Jutta Bunse und Elisabeth Kahler (von links) stehen im St.-Vincenz-Krankenhaus für Gespräche zur Verfügung. (Foto: Markus Jonas)
Ob existenzielle Krisen oder kleinere Sorgen: Bei seelischen Nöten können die Patientinnen und Patienten sowie die Mitarbeitenden des St.-Vincenz-Krankenhauses in Paderborn sich Hilfe holen bei den Mitgliedern des Seelsorgeteams oder bei Ehrenamtlichen des Besuchsdienstes. Ein Gespräch mit Elisabeth Kahler (Seelsorgeteam) und Jutta Bunse (Besuchsdienst).

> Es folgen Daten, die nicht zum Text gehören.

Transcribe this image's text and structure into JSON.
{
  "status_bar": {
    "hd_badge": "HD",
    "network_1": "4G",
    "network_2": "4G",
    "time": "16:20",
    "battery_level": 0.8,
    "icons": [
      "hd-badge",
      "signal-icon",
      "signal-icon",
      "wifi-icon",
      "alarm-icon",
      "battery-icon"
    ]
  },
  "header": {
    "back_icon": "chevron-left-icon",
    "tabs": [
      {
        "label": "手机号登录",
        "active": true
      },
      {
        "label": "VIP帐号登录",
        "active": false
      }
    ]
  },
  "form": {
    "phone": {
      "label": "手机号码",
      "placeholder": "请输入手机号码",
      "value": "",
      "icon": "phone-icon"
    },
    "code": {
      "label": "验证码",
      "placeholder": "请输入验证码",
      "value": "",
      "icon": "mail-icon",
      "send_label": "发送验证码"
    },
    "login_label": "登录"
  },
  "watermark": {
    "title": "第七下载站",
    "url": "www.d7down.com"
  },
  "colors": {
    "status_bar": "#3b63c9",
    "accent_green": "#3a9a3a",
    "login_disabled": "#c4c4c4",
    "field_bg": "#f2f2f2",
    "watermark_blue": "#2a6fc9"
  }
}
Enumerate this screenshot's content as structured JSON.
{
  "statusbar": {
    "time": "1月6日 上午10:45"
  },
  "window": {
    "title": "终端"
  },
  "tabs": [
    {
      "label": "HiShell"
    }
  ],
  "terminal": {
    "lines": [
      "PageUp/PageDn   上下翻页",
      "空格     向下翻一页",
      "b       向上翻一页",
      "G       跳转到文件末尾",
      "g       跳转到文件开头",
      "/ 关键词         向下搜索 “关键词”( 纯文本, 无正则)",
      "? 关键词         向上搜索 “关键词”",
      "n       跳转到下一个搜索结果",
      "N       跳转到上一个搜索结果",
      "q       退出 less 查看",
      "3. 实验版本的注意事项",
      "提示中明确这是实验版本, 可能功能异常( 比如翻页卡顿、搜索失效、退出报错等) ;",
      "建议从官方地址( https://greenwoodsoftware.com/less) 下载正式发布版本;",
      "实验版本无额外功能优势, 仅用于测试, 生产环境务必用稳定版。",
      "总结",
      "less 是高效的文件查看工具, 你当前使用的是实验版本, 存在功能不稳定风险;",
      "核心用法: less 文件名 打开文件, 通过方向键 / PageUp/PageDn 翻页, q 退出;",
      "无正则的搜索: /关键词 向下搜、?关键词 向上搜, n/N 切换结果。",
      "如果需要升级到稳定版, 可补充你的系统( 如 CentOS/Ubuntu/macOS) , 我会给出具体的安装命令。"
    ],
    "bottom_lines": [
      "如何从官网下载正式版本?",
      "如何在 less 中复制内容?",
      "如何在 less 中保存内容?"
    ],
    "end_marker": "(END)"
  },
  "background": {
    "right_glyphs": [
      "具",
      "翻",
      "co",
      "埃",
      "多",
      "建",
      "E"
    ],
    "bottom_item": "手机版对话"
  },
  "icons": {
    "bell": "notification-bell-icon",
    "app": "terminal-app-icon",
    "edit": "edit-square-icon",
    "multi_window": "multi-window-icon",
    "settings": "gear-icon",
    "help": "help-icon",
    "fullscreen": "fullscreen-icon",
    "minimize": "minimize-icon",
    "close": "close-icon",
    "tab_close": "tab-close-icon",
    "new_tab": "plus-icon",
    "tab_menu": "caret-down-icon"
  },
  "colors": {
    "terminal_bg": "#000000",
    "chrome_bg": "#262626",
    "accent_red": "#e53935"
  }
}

Frau Kahler, ich könnte mir vorstellen, dass man im Krankenhaus oft mit Sorgen und Problemen konfrontiert ist …
Elisabeth Kahler: Das ist ganz unterschiedlich. Menschen, die zu uns kommen, bringen ja ganz unterschiedliche Erfahrungen mit, und es ist immer schwer, wenn sie mit schwierigen Diagnosen konfrontiert werden. Das kann zum Beispiel auf unserer Krebsstation sein, wo sie Chemotherapien erhalten oder Operationen anstehen. Auch neurologische Erkrankungen können für die Patientinnen und Patienten sehr belastend sein, und oft sind auch junge Menschen betroffen. Wir sind auch auf der Stroke Unit, also der Schlaganfallstation, wo sich von jetzt auf gleich vieles im Leben ändert - und das kann auch jüngere Menschen treffen. Man denkt oft, Schlaganfälle träfen in erster Linie ältere Personen, aber es sind zunehmend auch Jüngere betroffen. Gemeinsam betreuen wir natürlich auch die Notfallaufnahme. Wenn dort Patientinnen und Patienten eingeliefert werden oder versterben, sorgen wir dafür, dass - sofern gewünscht - noch eine Krankensalbung erfolgt. Wir organisieren dann einen Priester. Wir versuchen außerdem, die Angehörigen aufzufangen und sie in dieser schwierigen Zeit zu begleiten. Wir sind auch für die Mitarbeitenden da, gerade in den Funktionsabteilungen, denn auch sie erleben viel Leid. Dann schauen wir, wie wir sie unterstützen können.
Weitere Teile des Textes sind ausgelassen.